What we tell ourselves, what we tell others, the speech we use to teach and feed human hearts has the power to build up or to tear down.  If we are to be doers of the word, and not merely hearers, our hearts must be ready to hear God’s word of kindness not just for ourselves but for others as well.  If we are to be servants of the Most High God, then we must be pure in heart, which is to be able to bear God’s immense compassion for others and for ourselves.  And we cannot be pure in heart if we wash our hearts in the bad language of the past (or the present), in lies and half-truths, and in the spew of others’ and our own crazymaking ways.
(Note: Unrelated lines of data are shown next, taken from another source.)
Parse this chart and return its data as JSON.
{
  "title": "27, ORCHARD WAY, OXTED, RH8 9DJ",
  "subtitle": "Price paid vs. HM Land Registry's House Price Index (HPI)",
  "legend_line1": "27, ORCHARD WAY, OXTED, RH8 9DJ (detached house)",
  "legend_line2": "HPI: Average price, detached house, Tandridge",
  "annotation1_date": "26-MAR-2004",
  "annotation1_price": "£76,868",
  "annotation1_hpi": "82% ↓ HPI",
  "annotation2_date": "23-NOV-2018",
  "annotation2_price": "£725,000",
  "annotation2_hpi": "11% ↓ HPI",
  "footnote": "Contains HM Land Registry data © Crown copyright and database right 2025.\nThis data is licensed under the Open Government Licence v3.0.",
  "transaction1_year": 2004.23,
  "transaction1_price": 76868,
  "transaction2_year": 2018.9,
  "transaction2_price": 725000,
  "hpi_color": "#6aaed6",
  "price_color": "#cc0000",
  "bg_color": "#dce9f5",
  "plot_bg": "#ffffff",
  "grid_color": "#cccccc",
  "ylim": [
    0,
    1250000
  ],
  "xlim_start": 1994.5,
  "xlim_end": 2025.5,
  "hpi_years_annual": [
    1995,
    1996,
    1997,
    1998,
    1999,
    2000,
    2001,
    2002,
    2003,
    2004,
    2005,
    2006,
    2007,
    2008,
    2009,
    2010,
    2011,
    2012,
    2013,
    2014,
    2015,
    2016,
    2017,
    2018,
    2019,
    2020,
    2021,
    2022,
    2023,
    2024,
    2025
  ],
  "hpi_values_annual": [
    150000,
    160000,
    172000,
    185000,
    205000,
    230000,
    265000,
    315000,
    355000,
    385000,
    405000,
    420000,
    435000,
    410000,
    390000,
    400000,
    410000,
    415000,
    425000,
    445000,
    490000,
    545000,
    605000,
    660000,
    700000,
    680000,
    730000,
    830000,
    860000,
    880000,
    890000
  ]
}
Look at the slip of paper you picked out of the box when you entered the meetinghouse.  What was your first reaction when you read it?  Shock?  Disbelief?  Doubt?  Thanks?  Pride?  A smile?  Envy of your neighbor’s slip of paper?  Scoffing, as if you were reading a Chinese fortune?  Or wonder, as if you were reading your next step along the path toward God?


Even if you think the compliment or word of encouragement on that piece of paper does not apply to you, it could become a goal to work toward.  Don’t feel like you’re an attractive person?   How much would it cost you to believe that God loves you inside and out?  Not organized and hard-working?  It’s something to aim for.  Would it really be more helpful if someone said you weren’t organized and hard-working?  Would that inspire you to change your ways?  We all know how far a kind word goes with us.  Mark Twain said he could live for two months on a good compliment.


What are the bad tapes that get played in this church, the negative messages that continue to pollute the heart of this church?  How often do you as a church celebrate your good qualities, lift up and support your ministries, appreciate the gifts you bring to this community?  What are the lies and half-truths you tell yourselves that need to be uncovered and replaced with vision, hope and the whole truth of God’s love for you?  Do you know how precious and wonderful each of you is in the eyes of God?  Do you realize the power this church possesses to effect positive change in this world?


Thanks be to God for you, you graciously kind, hospitable, Open and Affirming, looking-to-see-how-God-might-use-you church.  God has called you by name, you belong to God, and God loves you.  Amen.